The components are a mixture of wide single-story apartments (the connected plan indicates a two-bedroom, 11/2-bathroom unit plus a three-bedroom, two-bath unit) and narrow, three-story row houses (the connected plan has 3 bedrooms and two baths). Each unit, such as in the Triemli development, extends from front to back, meaning that light and air are maximized, and some units have both a front yard and a garden.
The south-facing elevations are the nicest part of these buildings, producing some depth and giving terraces to occupants on the upper floors, who do not have a yard.
Wohnüberbauung Wasserschöpfi, 2011
Althammer Hochuli Architects
Vogt Landscape Architects
This last development echoes many of the qualities of the other jobs (multiple buildings around landscaped grounds, subterranean parking, individual terraces, Garden City roots etc.) though on a slightly bigger scale — 11 buildings with four stories each.
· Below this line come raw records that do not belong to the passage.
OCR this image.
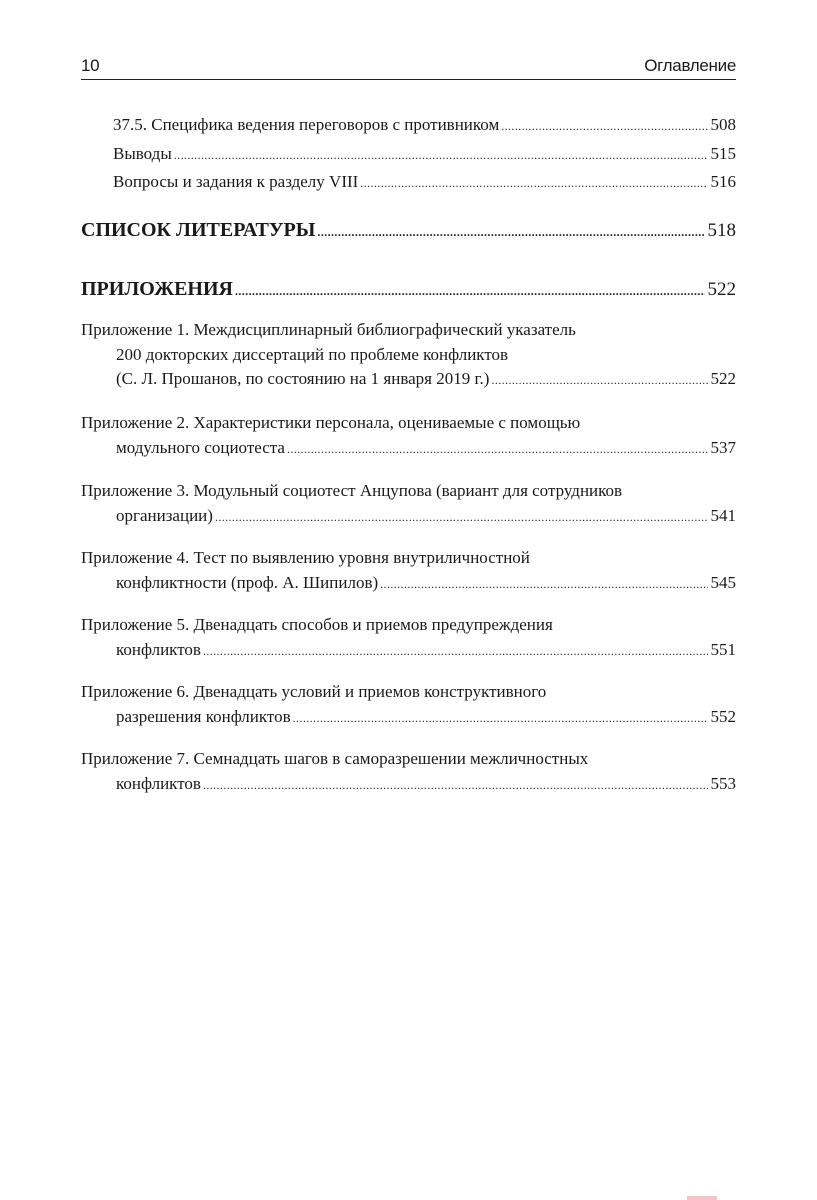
10	Оглавление
37.5. Специфика ведения переговоров с противником .....	508
Выводы .....	515
Вопросы и задания к разделу VIII .....	516
СПИСОК ЛИТЕРАТУРЫ .....	518
ПРИЛОЖЕНИЯ .....	522
Приложение 1. Междисциплинарный библиографический указатель
200 докторских диссертаций по проблеме конфликтов
(С. Л. Прошанов, по состоянию на 1 января 2019 г.) .....	522
Приложение 2. Характеристики персонала, оцениваемые с помощью
модульного социотеста .....	537
Приложение 3. Модульный социотест Анцупова (вариант для сотрудников
организации) .....	541
Приложение 4. Тест по выявлению уровня внутриличностной
конфликтности (проф. А. Шипилов) .....	545
Приложение 5. Двенадцать способов и приемов предупреждения
конфликтов .....	551
Приложение 6. Двенадцать условий и приемов конструктивного
разрешения конфликтов .....	552
Приложение 7. Семнадцать шагов в саморазрешении межличностных
конфликтов .....	553
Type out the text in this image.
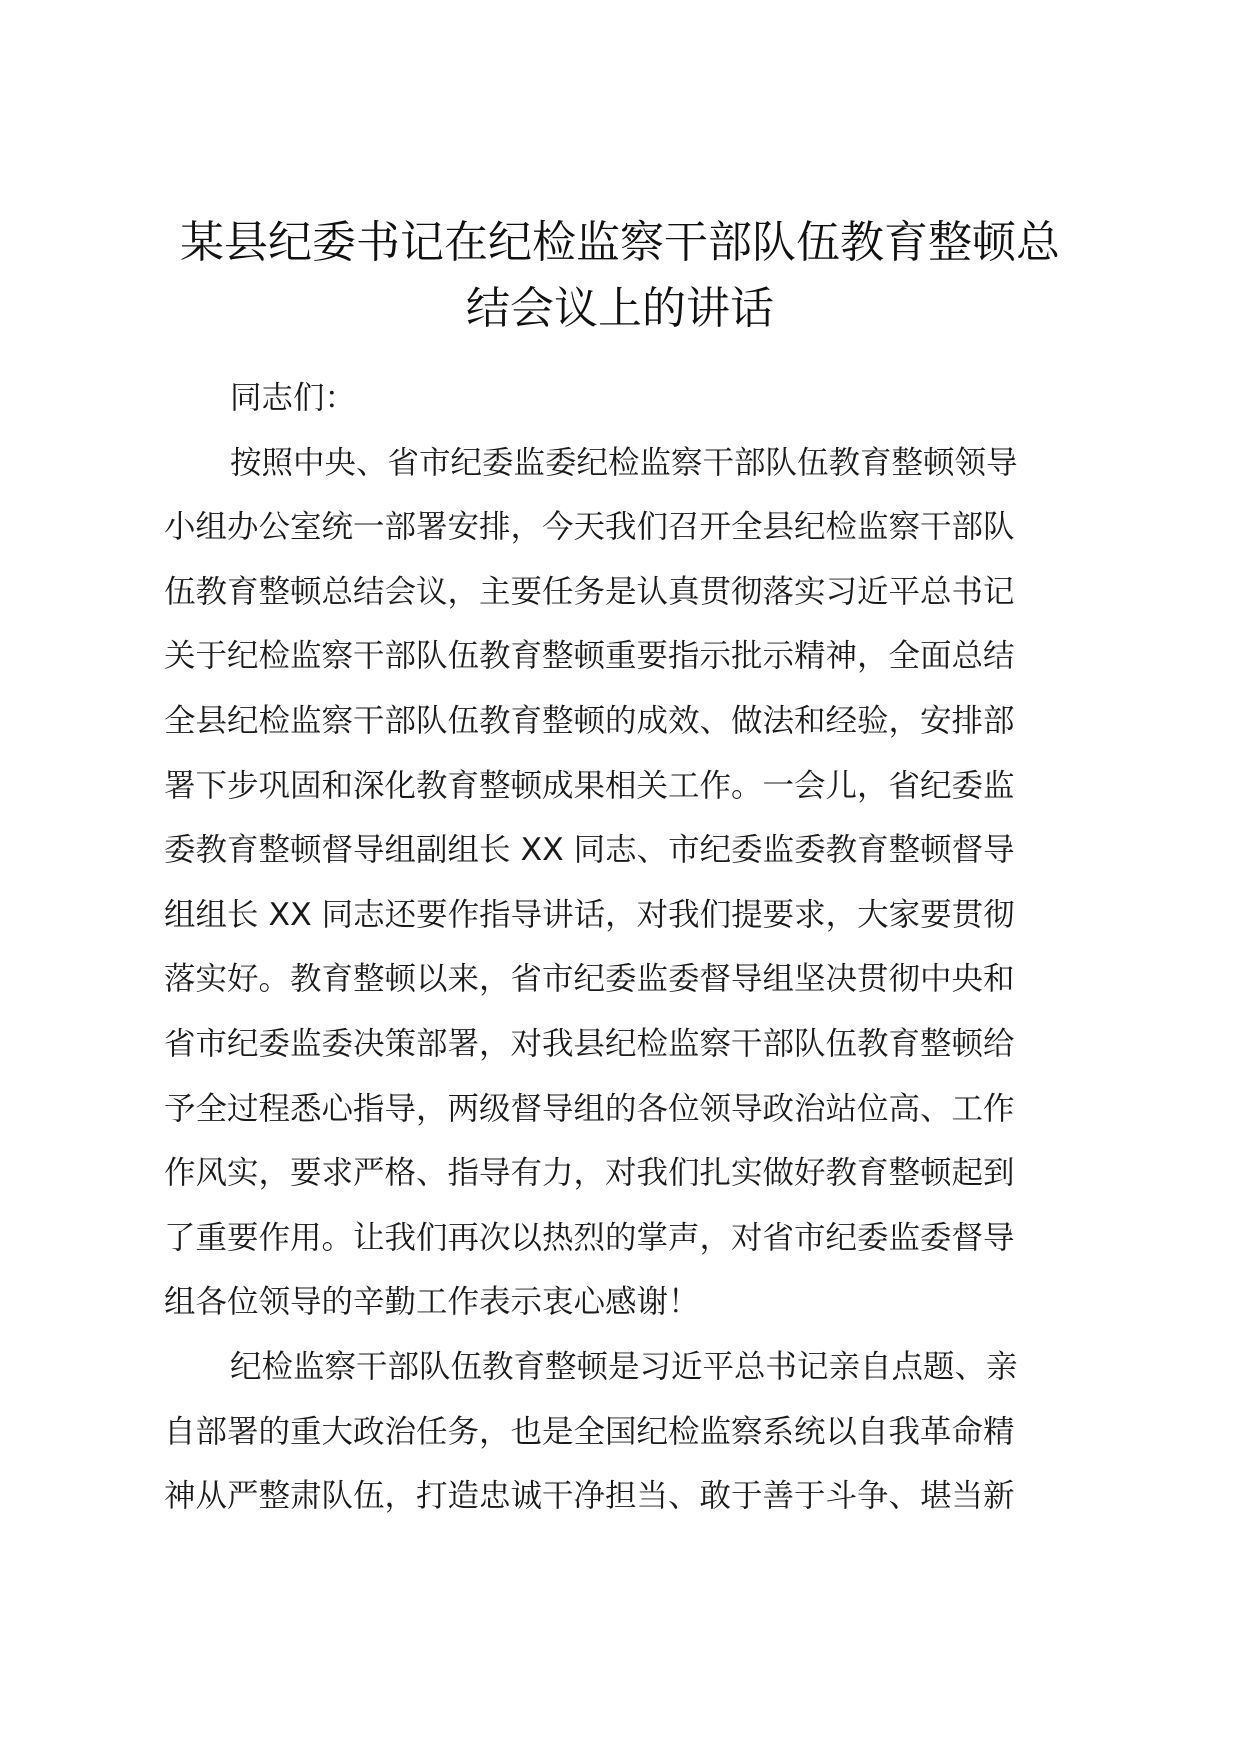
某县纪委书记在纪检监察干部队伍教育整顿总
结会议上的讲话
同志们：
按照中央、省市纪委监委纪检监察干部队伍教育整顿领导
小组办公室统一部署安排，今天我们召开全县纪检监察干部队
伍教育整顿总结会议，主要任务是认真贯彻落实习近平总书记
关于纪检监察干部队伍教育整顿重要指示批示精神，全面总结
全县纪检监察干部队伍教育整顿的成效、做法和经验，安排部
署下步巩固和深化教育整顿成果相关工作。一会儿，省纪委监
委教育整顿督导组副组长 XX 同志、市纪委监委教育整顿督导
组组长 XX 同志还要作指导讲话，对我们提要求，大家要贯彻
落实好。教育整顿以来，省市纪委监委督导组坚决贯彻中央和
省市纪委监委决策部署，对我县纪检监察干部队伍教育整顿给
予全过程悉心指导，两级督导组的各位领导政治站位高、工作
作风实，要求严格、指导有力，对我们扎实做好教育整顿起到
了重要作用。让我们再次以热烈的掌声，对省市纪委监委督导
组各位领导的辛勤工作表示衷心感谢！
纪检监察干部队伍教育整顿是习近平总书记亲自点题、亲
自部署的重大政治任务，也是全国纪检监察系统以自我革命精
神从严整肃队伍，打造忠诚干净担当、敢于善于斗争、堪当新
The parallel buildings bend in plan to offer some variety and follow the sloping topography of the site. The project is only steps away from a train (the tracks could be seen in the lower left, and the channel is just out of sight under them) with rapid access to central Zurich. But as with all the other jobs, parking is provided below grade; the small pavilion in the previous photograph is one access point to the garage.
Concrete was used for its outside, especially glass fiber reinforced concrete (GFRC) in lightweight panels using a white coating shade. As in the Sunnige Hof earlier, terraces are cut to the corners, which makes for pleasing outdoor spaces and some solitude, because the terraces appear in the same direction and therefore not directly at one another.
A floor plan of one of the 11 buildings reveals the positioning of these mostly corner terraces, which correspond to fairly large units — four- and four-bedroom apartments to a floor. Components on the end advantage from three frontages, while people in the middle nevertheless have front and rear facades, meaning air and light are maximized.
The project is reminiscent of a popular fad in Zurich to give middle-class households decent-size units inside pleasing settings, close to transport yet still using the advantage of a place to store a vehicle. It’s the best of both worlds, the urban and suburban, of landscape and buildings.